As per the first tutorial, I started with basecoat of acrylics. Just rough and ready single colour coats over zenithal primer.
Then I applied liberal coat of matt varnish and dried the mini properly. Side note, as you can see I went for a random bones barbarian. The mini is bad, you’ll see bellow that his face is simply a blob without any details.
Then I started with the most obvious – NMM. I never understood the idea properly, but to be honest blending acrylics on such mall areas was a much bigger issue. So I started with very simple sketch of diagonal white and neighbouring blue-black… and blended them in under 4 minutes on both sides of the sword! I don’t think I’ve ever made such a clean blend in my life before! And 4 minutes is faster than airbrush if you consider changes of colour.
Anyway I went further and did his skin. This is where my lack of colour theory and understanding of pigments shows (together with somewhat strange choice of colours in my paints set). I can’t push contrast on the skin higher without him looking not really alive. Also, his face or lack thereof…
After problems with skin tones the rest went smoothly.
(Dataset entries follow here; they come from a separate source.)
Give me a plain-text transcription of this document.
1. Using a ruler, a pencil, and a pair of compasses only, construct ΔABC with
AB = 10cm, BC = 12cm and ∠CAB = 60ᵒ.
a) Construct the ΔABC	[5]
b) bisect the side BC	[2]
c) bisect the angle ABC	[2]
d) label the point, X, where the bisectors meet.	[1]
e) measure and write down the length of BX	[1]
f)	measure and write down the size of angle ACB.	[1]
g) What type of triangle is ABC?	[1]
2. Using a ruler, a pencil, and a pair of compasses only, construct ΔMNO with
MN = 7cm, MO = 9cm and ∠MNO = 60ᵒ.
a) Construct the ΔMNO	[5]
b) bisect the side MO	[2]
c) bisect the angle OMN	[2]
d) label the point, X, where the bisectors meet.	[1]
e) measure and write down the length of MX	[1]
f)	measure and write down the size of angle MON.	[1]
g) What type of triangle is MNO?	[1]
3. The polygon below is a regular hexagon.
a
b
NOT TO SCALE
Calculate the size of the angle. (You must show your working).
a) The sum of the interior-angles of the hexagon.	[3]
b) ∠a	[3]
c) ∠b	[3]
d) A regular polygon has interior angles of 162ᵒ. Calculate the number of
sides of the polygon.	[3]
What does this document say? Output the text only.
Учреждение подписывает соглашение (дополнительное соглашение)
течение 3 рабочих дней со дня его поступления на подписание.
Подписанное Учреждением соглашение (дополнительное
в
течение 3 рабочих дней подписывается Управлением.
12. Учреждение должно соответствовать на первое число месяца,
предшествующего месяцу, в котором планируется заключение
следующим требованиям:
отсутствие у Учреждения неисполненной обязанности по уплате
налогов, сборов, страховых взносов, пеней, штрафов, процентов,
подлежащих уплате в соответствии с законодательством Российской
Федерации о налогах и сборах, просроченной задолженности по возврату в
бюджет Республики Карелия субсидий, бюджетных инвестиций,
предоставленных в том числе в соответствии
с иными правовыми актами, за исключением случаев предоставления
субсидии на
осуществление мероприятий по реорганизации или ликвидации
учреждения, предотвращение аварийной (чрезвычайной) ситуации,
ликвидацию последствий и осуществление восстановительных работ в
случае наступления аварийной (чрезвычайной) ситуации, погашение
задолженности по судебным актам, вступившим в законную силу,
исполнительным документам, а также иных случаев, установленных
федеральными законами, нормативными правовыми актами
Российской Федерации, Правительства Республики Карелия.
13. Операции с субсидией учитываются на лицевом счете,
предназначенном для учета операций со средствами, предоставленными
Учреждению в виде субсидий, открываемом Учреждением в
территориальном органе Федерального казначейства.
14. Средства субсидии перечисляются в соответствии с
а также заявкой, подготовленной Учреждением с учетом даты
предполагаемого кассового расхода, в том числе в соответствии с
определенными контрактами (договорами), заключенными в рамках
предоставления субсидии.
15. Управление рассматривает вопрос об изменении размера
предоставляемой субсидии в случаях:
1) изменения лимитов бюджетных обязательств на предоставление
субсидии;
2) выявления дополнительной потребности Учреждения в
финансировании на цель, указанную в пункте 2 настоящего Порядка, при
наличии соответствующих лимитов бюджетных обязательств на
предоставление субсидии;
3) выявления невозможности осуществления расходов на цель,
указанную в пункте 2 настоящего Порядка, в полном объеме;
This is where I’m now:
I left the mini in a display cabinet to dry properly before I varnish it and apply blacklining and some washes (oil washes of course).
I’ll report back on that if anyone’s interested.
What I learned so far:
- I love oil paints!
- There is no such thing as an error in oil painting, you can always get back and repair whatever went wrong. A clean brush with a drop of white spirit acts as an eraser!
- You really need to watch to not touch the mini, any contact with whatever before the paint is dry will destroy the paintjob – painting handle would be very useful, much more than in acrylics painting,
- I need to learn whole lot more about colours.